The present application claims the benefit of and priority to a provisional patent application entitled “Method and Structure for Reducing Substrate Parasitics in Silicon-On-Insulator Technologies,” U.S. Ser. No. 62/045,778 filed on Sep. 4, 2014. The disclosure in this provisional application is hereby incorporated fully by reference into the present application.
Radio frequency (“RF”) circuits made by fabricating semiconductor devices, such as transistors, on a semiconductor on insulator (“SOI”) wafer typically suffer from several drawbacks, due to losses associated with substrate impedance. For example, unwanted crosstalk between devices or circuit blocks can occur through the substrate. Moreover, in RF switches built in SOI technologies, the parasitic substrate impedance can result in degraded linearity and voltage imbalance across large branches of stacked semiconductor devices.
Some of the effects experienced by the monolithic RF circuits when utilizing SOI wafers can be partially mitigated by using SOI wafers having a high resistivity substrate. For example, RF switches built on a SOI wafer can use a high resistivity substrate under buried oxide and device layers. Typically, the buried oxide layer in contact with the high resistivity substrate contains positive bulk charge. In addition, fixed charge (e.g., positive charge) is also present at the interface of the high resistivity substrate and the buried oxide layer, for example, thermally grown on the high resistivity substrate. Due to the low background doping of the high resistivity substrate, the positive charge can cause an accumulation of mobile charges of opposite polarity (e.g., negative charge) under the buried oxide layer, resulting in the formation of a parasitic conduction layer (PCL) of high mobility carriers in the high resistivity substrate, which can significantly decrease the effective resistivity of the substrate. For example, if 1000 ohm-cm silicon is used to build a high resistivity substrate, the effective resistivity of the substrate is found to be only approximately one fifth of that value (i.e., 200 ohm-cm) based on transmission line measurements over the substrate.
To address the PCL associated with the high resistivity SOI wafer, a conventional approach is to deposit a defect-rich layer on the high resistivity substrate such that the inversion charge is in a region of low mobility. Although this conventional approach can increase the effective substrate resistivity, due to increased manufacturing complexity, it costs significantly more than the standard high resistivity SOI without the defect-rich layer. According to another conventional approach, a damaged region can be formed in the high resistivity substrate as part of an integrated circuit manufacturing flow, where an amorphizing implant (e.g., argon or germanium) having a high density of carriers is introduced to reduce carrier mobility in the high resistivity substrate. However, the damaged region can re-align to the underlying substrate at temperatures far below what is typically required for CMOS manufacturing (e.g., at 550° C.). As a result, the formation of the damaged regions must happen after the formation of the active devices (e.g., after the source/drain anneal in the CMOS or BiCMOS process flow). Also, such a heavy dose of damaging implant must be done outside of the active device regions to avoid damaging the active devices, which seriously compromises the effectiveness of this approach in applications where large devices are required (e.g., low loss RF switches).

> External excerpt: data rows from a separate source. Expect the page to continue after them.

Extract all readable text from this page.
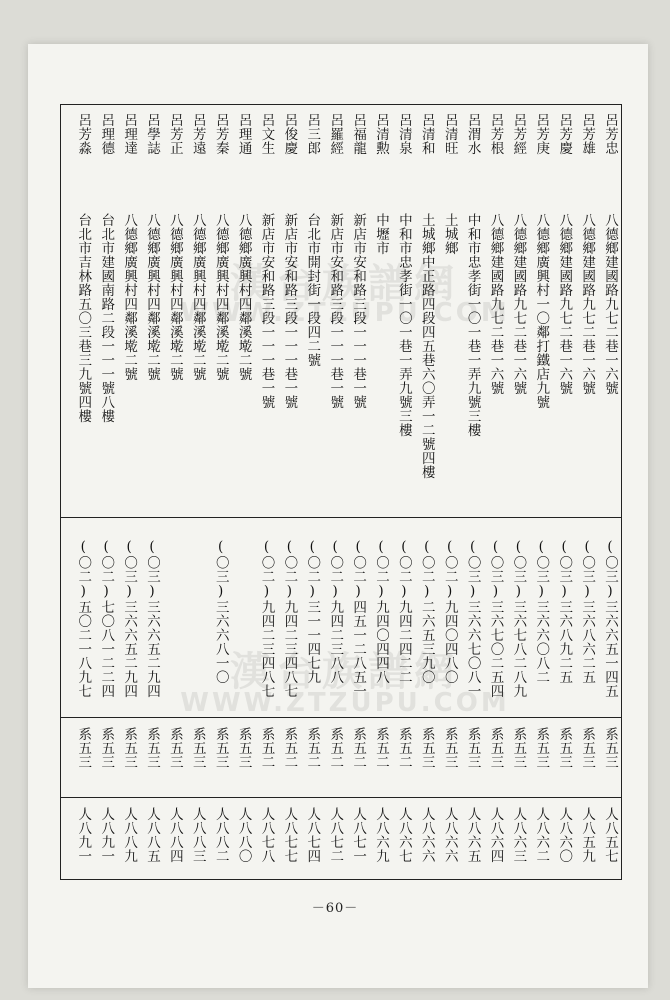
漢台族譜網
WWW.ZTZUPU.COM
漢台族譜網
WWW.ZTZUPU.COM
呂芳忠
八德鄉建國路九七二巷一六號
(〇三)三六六五一四五
系五三
人八五七
呂芳雄
八德鄉建國路九七二巷一六號
(〇三)三六八六二五
系五三
人八五九
呂芳慶
八德鄉建國路九七二巷一六號
(〇三)三六八九二五
系五三
人八六〇
呂芳庚
八德鄉廣興村一〇鄰打鐵店九號
(〇三)三六六〇八二
系五三
人八六二
呂芳經
八德鄉建國路九七二巷一六號
(〇三)三六七八二八九
系五三
人八六三
呂芳根
八德鄉建國路九七二巷一六號
(〇三)三六七〇二五四
系五三
人八六四
呂渭水
中和市忠孝街一〇一巷一弄九號三樓
(〇三)三六六七〇八一
系五三
人八六五
呂清旺
土城鄉
(〇二)九四〇四八〇
系五三
人八六六
呂清和
土城鄉中正路四段四五巷六〇弄一二號四樓
(〇二)二六五三九〇
系五三
人八六六
呂清泉
中和市忠孝街一〇一巷一弄九號三樓
(〇二)九四二四二二
系五二
人八六七
呂清勲
中壢市
(〇二)九四〇四四八
系五二
人八六九
呂福龍
新店市安和路三段一一一巷一號
(〇二)四五一二八五一
系五二
人八七一
呂羅經
新店市安和路三段一一一巷一號
(〇二)九四二三八八
系五二
人八七二
呂三郎
台北市開封街一段四二號
(〇二)三一一四七九
系五二
人八七四
呂俊慶
新店市安和路三段一一一巷一號
(〇二)九四二三四八七
系五二
人八七七
呂文生
新店市安和路三段一一一巷一號
(〇二)九四二三四八七
系五二
人八七八
呂理通
八德鄉廣興村四鄰溪墘二號
系五三
人八八〇
呂芳秦
八德鄉廣興村四鄰溪墘二號
(〇三)三六六八一〇
系五三
人八八二
呂芳遠
八德鄉廣興村四鄰溪墘二號
系五三
人八八三
呂芳正
八德鄉廣興村四鄰溪墘二號
系五三
人八八四
呂學誌
八德鄉廣興村四鄰溪墘二號
(〇三)三六六五二九四
系五三
人八八五
呂理達
八德鄉廣興村四鄰溪墘二號
(〇三)三六六五二九四
系五三
人八八九
呂理德
台北市建國南路二段一一一號八樓
(〇二)七〇八一二二四
系五三
人八九一
呂芳淼
台北市吉林路五〇三巷三九號四樓
(〇二)五〇二一八九七
系五三
人八九一
－60－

Not only does the PCL under an active device region lower the effective substrate impedance, but because the PCL under the active device region is isolated by the surrounding damaged regions, potential swings in the active device region in the device layer can modulate a depletion region depth in the high resistivity substrate. As a consequence, the depletion regions act as a dielectric medium to form one or more voltage-dependent, non-linear capacitors, such as parasitic varactors, in the high resistivity substrate. These parasitic varactors can contribute to the non-linearity in signals propagating through the device layer, for example, through the source and drain regions of RF switches (e.g., field effect transistors).
Thus, there is a need in the art for a semiconductor on insulator (SOI) structure having improved electrical signal isolation and linearity.